The CPS class was established in 1985 for wheats with medium protein, medium kernel hardness and medium dough strength relative to CWRS wheat. In the early years CPS wheats were generally higher yielding too, which offset the lower return relative to CWRS.
Now there are some very good quality milling wheats in the CPS class, Hatcher said. Not only does CPS wheat make good loaves of bread, it is well suited for noodles and steam breads, which are popular in Asia, Hatcher said.
The same holds for wheats in the Canada Western Red Winter class. The milling quality in that class has improved too, thanks in part to moving CDC Falcon to the Canada Western General Purpose class.
CGC chief commissioner Elwin Hermanson said some years CDC Falcon made milling quality, but most years it didn’t, undermining the whole CWRW class.
An open Canadian market might also result in CPS gaining more popularity among western Canadian farmers, Hermanson said. When it had a sales monopoly, the Canadian Wheat Board focused on selling CWRS and Canada Western Amber durum (CWAD) wheat “and was good at it,” he said.
CWRS and CWAD account for the vast majority of western Canadian wheat exports.
But in recent years the sale of some minor wheat classes has doubled, Hermanson said.
“From a layman’s point of view that tells me there’s potential,” he said. “They may start out as niche markets. I think there is opportunity and growing interest.”
In the short term there won’t be large sales of CPS or CWRW wheat, but small or new grain companies might be able to earn premiums shipping those wheats in containers, Hermanson said.
“If we can give them what they want year after year — and we’re known for that — there is opportunity,” he said.
Seed grower Eric McLean said growers are uneasy about producing seed for a market when they don’t know how much demand there will be. Hatcher acknowledged there’s a catch-22 — farmers can’t sell a product they don’t have, but farmers are reluctant to grow something until they know there’s a market.
“All I can tell you is the market is calling for it,” Hatcher said.
CPS wheats may have had a yield advantage in the past, but Manitoba crop insurance data shows that’s no longer so. The five-year provincial average (2013-09) yield for CPS wheat was 44 bushels an acre compared to 49 for CWRS.
In four of those five years, CWRS yielded more than CPS, except in 2011 when they tied.
Moreover, during that period average CWRS yields exceeded 48 bushels an acre three out of five years; CPS wheat did it just one year.
CPS wheat hasn’t been popular with Manitoba farmers. During that period, on average just 33 Manitoba farms grew just under 8,600 acres a year.
In contrast, an average 7,900 farmers grew 2.25 million acres of CWRS wheat.

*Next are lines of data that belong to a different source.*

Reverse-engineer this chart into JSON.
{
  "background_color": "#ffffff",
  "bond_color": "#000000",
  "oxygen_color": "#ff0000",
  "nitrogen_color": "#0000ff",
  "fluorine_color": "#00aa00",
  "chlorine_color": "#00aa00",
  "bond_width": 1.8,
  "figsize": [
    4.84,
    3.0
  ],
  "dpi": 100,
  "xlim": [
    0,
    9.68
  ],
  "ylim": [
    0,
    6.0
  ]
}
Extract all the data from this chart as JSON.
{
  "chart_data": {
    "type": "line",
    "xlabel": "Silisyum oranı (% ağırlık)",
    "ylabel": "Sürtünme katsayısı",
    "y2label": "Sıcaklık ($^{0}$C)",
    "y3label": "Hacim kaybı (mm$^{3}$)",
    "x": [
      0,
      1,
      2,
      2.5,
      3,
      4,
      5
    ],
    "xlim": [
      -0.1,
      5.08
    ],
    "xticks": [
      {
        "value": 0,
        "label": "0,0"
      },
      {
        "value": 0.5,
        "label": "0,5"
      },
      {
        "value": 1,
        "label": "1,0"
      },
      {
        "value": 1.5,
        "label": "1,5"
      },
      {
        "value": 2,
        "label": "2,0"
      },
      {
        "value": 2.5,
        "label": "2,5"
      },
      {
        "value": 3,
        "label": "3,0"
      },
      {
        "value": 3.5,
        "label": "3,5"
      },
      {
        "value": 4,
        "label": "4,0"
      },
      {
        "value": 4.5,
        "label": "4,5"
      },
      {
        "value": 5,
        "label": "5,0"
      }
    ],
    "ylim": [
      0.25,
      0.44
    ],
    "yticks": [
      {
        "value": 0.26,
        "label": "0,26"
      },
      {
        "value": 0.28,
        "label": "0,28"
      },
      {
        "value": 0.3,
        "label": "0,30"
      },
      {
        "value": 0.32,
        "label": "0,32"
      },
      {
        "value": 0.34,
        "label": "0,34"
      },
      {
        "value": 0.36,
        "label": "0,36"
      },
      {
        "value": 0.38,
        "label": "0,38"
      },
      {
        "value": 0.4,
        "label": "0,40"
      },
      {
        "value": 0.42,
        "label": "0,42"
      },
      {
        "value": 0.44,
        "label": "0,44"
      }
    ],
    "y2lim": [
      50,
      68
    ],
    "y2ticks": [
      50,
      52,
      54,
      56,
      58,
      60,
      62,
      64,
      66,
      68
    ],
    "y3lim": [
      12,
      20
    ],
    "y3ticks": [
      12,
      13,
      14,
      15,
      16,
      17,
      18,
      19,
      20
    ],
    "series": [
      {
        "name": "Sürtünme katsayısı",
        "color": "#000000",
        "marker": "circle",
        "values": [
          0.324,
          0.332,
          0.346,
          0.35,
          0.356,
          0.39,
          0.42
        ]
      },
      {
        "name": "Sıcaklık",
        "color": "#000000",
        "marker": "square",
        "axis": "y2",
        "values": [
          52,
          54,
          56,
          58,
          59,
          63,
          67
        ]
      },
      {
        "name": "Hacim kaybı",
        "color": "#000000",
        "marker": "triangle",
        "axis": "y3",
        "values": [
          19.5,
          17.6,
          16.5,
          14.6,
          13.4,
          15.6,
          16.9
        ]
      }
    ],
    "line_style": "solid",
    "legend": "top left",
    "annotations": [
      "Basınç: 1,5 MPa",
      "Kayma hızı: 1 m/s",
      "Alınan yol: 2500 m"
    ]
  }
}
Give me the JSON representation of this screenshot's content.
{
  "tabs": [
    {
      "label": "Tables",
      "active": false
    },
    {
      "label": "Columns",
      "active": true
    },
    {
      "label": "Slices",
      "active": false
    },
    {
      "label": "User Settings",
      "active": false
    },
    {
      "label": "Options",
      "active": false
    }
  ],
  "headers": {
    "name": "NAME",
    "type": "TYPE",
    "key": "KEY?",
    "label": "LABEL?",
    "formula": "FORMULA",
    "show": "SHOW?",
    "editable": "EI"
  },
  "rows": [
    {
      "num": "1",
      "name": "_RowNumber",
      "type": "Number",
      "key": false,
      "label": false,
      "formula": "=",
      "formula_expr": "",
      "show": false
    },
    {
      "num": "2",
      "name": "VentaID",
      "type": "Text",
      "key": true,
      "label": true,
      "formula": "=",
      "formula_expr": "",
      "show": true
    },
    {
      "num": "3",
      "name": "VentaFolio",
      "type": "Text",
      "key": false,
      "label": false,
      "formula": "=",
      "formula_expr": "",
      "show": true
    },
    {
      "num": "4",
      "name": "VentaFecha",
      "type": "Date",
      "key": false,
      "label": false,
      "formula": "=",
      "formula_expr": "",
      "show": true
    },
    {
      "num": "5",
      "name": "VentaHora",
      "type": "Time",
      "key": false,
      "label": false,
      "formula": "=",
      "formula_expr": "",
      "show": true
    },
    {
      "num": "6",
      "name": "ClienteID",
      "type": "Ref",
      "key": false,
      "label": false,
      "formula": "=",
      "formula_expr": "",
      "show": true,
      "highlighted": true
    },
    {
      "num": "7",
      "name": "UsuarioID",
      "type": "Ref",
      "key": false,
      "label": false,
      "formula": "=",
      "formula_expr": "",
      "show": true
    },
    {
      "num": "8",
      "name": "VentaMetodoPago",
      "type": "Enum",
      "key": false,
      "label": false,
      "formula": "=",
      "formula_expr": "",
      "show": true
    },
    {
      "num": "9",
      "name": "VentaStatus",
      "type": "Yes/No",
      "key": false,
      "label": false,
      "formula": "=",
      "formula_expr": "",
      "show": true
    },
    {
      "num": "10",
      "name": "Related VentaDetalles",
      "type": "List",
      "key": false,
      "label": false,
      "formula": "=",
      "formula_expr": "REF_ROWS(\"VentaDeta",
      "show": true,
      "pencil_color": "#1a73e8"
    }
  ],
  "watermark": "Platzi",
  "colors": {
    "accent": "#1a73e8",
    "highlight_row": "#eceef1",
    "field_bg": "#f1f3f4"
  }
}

CPS wheat hasn’t attracted much interest in Manitoba, but that’s not the case for “feed wheat,” which under crop insurance collection includes unregistered wheats and those in the Canada Western General Purpose (CWGP) class.
In 2013 Manitobans grew almost 134,000 acres of feed wheat — triple the 2012 and the 10-year average of 46,041 and 40,590 acres.
The 2013 provincial average feed wheat yield was 77 bushels an acre, shattering the previous record of 58 bushels set in 2003.
In the Rural Municipality of Woodlands, just north of Winnipeg, Pasteur, which is in the CWGP class, averaged 99 bushels an acre in 2013 on almost 1,300 acres.